Mosquitto doesn't accept TCP connection when used with docker service

[hegerdes]

Hello,

I enconterd a strange issue. Running mosquitto with docker run or docker compose works fine. But as soon as I use docker service I cant establish any connections.

My compose file:

version: '3.7'

services:

  mosquitto:
    image: eclipse-mosquitto:2.0-openssl
    restart: unless-stopped
    environment:
      - TZ=Europe/Berlin
    ports:
      - 1883:1883
      - 8883:8883
      - 9001:9001
    volumes:
      - mosquitto_data:/mosquitto/data
      - /root/mqtt/dm-mosquitto/config:/mosquitto/config
      - /root/mqtt/dm-mosquitto/ssl:/etc/mosquitto/ssl

volumes:
  mosquitto_data:

And the conf:

##### General #####

# data
persistence true
persistence_location /mosquitto/data/

# logs
# log_type all
log_type error warning notice information websockets
log_dest stdout

# other
per_listener_settings true

#### LISTENERS #####
# Listener1 - mqtt connector
listener 1883
protocol mqtt
password_file /mosquitto/config/mqtt_passwd
acl_file /mosquitto/config/acl.listener1883

This works and i can create a connection with mosquitto_<pub|sub> -d -t myTopic -u user -P pw -p 1888 -i 123

But as soon as i convert it to docker service or stack the broker does not accept any connections. The client is stick at TCP level sending CONNECT.

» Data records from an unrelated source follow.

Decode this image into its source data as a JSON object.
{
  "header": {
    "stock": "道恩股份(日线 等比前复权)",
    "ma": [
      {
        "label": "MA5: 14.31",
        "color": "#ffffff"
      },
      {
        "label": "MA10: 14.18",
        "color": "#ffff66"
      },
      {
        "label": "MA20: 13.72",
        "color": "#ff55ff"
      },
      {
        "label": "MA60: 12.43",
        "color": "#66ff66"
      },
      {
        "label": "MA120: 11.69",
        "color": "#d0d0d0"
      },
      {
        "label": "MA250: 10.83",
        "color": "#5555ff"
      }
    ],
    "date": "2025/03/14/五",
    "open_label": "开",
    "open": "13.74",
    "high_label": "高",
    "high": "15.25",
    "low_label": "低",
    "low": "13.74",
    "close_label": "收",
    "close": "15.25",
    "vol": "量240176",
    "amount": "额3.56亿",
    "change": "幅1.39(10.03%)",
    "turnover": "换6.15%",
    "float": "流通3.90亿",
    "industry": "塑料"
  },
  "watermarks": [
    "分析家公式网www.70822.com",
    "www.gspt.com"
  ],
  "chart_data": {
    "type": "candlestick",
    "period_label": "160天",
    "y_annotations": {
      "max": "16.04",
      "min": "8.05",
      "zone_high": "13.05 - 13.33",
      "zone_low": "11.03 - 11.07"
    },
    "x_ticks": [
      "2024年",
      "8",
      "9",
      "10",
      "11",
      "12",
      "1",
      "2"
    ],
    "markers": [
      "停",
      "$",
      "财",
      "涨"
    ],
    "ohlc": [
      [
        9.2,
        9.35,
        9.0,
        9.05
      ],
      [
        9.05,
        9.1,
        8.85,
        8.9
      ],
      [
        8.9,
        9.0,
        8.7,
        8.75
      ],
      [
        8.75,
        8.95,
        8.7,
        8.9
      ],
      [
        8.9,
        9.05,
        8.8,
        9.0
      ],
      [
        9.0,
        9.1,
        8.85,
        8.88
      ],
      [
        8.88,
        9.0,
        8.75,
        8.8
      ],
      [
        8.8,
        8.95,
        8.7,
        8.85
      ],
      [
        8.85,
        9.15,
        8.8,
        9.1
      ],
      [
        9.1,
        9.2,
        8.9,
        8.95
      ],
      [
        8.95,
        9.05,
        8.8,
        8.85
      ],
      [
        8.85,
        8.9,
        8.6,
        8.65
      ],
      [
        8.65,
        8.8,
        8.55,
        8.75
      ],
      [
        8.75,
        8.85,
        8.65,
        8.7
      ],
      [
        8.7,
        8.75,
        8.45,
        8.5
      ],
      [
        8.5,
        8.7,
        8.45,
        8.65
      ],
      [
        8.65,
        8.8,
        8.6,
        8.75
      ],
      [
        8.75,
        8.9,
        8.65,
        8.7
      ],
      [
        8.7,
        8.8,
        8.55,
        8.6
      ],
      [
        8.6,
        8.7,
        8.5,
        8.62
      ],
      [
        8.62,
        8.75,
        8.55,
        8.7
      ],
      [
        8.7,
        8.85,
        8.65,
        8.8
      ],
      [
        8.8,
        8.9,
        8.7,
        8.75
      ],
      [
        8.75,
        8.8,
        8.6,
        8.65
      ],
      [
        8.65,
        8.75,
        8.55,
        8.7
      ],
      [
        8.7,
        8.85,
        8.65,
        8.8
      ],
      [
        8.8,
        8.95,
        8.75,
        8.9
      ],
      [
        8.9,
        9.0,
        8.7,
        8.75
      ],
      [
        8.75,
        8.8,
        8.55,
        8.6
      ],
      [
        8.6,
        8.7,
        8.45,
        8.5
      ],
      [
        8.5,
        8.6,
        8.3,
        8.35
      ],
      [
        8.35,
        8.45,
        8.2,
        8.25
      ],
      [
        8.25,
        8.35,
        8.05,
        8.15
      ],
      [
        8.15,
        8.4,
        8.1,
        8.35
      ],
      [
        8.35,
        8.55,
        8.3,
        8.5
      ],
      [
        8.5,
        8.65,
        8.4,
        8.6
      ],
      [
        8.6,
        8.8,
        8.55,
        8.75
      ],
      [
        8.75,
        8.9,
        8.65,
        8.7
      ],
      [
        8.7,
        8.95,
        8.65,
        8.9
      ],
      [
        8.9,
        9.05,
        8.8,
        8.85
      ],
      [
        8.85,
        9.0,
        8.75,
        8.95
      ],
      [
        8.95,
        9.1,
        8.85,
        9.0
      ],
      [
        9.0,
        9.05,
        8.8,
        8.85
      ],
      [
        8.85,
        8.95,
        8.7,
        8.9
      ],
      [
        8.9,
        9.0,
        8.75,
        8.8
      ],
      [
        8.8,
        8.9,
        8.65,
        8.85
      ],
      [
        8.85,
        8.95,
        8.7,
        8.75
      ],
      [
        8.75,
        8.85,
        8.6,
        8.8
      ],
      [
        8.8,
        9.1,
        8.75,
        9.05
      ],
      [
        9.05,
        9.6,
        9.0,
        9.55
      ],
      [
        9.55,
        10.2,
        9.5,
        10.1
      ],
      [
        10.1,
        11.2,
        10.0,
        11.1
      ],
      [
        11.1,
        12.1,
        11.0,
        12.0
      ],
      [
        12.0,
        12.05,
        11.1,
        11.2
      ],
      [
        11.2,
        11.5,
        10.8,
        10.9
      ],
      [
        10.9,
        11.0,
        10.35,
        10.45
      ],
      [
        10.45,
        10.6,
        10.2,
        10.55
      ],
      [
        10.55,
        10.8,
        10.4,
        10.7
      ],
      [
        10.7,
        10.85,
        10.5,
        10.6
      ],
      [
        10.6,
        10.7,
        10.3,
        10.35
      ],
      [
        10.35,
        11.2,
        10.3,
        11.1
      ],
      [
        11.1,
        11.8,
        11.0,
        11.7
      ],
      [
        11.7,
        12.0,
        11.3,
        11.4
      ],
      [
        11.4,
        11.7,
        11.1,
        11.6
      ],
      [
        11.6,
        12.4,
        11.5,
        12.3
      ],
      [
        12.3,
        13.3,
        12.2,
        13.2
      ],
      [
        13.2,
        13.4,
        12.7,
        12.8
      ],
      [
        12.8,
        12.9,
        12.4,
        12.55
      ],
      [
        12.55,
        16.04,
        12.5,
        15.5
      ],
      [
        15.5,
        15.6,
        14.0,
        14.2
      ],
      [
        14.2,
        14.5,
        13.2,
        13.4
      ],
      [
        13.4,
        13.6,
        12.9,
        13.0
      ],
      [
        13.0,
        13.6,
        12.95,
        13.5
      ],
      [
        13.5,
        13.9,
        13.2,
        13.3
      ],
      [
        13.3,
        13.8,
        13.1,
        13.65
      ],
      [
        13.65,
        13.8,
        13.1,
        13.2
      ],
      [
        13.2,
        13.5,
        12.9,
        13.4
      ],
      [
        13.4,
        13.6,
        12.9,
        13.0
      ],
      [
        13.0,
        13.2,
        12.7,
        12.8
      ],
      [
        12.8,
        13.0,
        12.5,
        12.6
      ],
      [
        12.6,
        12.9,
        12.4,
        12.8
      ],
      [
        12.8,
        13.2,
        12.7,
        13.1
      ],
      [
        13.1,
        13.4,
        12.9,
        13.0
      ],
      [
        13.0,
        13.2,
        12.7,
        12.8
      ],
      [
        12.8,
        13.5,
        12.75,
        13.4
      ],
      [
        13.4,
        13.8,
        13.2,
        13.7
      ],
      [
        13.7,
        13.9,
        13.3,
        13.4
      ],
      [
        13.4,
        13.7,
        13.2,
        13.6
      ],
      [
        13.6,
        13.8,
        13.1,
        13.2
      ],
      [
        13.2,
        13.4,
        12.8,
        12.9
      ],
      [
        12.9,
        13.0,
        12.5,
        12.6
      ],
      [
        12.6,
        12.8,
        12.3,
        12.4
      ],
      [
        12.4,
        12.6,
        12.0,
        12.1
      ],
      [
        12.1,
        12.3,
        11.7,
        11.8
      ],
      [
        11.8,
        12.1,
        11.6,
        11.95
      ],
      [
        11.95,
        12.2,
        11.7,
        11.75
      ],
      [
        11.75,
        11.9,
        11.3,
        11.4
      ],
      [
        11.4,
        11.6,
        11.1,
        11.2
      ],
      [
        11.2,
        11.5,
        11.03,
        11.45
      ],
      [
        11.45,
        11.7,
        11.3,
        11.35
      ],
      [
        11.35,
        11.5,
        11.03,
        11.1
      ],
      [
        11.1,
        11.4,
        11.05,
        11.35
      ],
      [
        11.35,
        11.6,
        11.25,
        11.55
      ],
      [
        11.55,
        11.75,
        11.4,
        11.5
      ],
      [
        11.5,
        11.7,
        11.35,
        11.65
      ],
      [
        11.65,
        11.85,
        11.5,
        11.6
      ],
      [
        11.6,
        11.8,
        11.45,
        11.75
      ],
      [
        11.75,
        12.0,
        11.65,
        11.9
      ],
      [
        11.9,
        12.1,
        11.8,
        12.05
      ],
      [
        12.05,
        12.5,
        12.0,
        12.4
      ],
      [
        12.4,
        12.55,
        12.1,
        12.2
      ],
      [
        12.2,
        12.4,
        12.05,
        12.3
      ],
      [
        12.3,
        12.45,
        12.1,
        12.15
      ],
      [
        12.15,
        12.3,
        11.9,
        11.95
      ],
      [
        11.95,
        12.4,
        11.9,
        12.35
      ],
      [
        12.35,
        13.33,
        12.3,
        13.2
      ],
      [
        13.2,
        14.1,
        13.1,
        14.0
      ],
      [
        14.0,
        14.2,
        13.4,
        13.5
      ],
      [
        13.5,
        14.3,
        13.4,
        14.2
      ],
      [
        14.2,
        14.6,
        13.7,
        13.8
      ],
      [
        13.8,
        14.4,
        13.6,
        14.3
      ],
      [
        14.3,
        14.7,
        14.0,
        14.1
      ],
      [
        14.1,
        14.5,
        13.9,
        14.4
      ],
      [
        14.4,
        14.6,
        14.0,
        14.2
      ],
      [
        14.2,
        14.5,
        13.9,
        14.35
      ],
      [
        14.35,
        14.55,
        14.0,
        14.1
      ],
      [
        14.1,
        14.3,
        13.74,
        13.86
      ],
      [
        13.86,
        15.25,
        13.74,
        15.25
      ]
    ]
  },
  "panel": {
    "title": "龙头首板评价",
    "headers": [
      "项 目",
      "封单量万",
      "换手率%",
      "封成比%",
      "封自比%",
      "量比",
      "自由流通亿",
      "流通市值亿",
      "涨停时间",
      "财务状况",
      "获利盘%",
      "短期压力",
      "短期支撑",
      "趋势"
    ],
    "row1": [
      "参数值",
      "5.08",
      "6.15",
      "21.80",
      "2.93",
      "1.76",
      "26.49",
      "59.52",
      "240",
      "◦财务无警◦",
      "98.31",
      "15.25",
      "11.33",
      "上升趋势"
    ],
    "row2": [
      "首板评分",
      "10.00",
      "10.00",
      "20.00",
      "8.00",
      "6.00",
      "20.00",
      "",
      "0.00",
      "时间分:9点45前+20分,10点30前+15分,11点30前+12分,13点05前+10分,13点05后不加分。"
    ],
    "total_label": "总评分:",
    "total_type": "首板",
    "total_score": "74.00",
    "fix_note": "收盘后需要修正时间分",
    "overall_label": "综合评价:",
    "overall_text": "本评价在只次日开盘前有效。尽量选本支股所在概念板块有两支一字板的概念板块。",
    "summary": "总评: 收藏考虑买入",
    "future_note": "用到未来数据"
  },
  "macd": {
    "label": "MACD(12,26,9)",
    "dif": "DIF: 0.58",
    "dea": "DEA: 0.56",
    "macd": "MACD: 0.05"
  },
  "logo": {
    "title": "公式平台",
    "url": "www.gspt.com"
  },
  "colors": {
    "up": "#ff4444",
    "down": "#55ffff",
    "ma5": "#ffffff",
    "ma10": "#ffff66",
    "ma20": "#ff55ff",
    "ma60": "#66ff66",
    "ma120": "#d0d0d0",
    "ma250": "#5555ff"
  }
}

I used the some compose file with docker stack deploy -c docker-compose.yml test-stack What can be the source?

Also I can confirm #2354 and #2338. No logs are printed at all when started with compose, service or stack. Seems like a tty is expected.

[hegerdes]

I found out that the issue is related to the docker network mode.

When using Swarm Docker defaults to the ingress mode for port-mappings. This allows to loadbalance the incoming request to multiple instances of the container within the overlay network.

When using this mode mosquito will not accept any connections. Any clients will hang at the TCP ACk Handshake level.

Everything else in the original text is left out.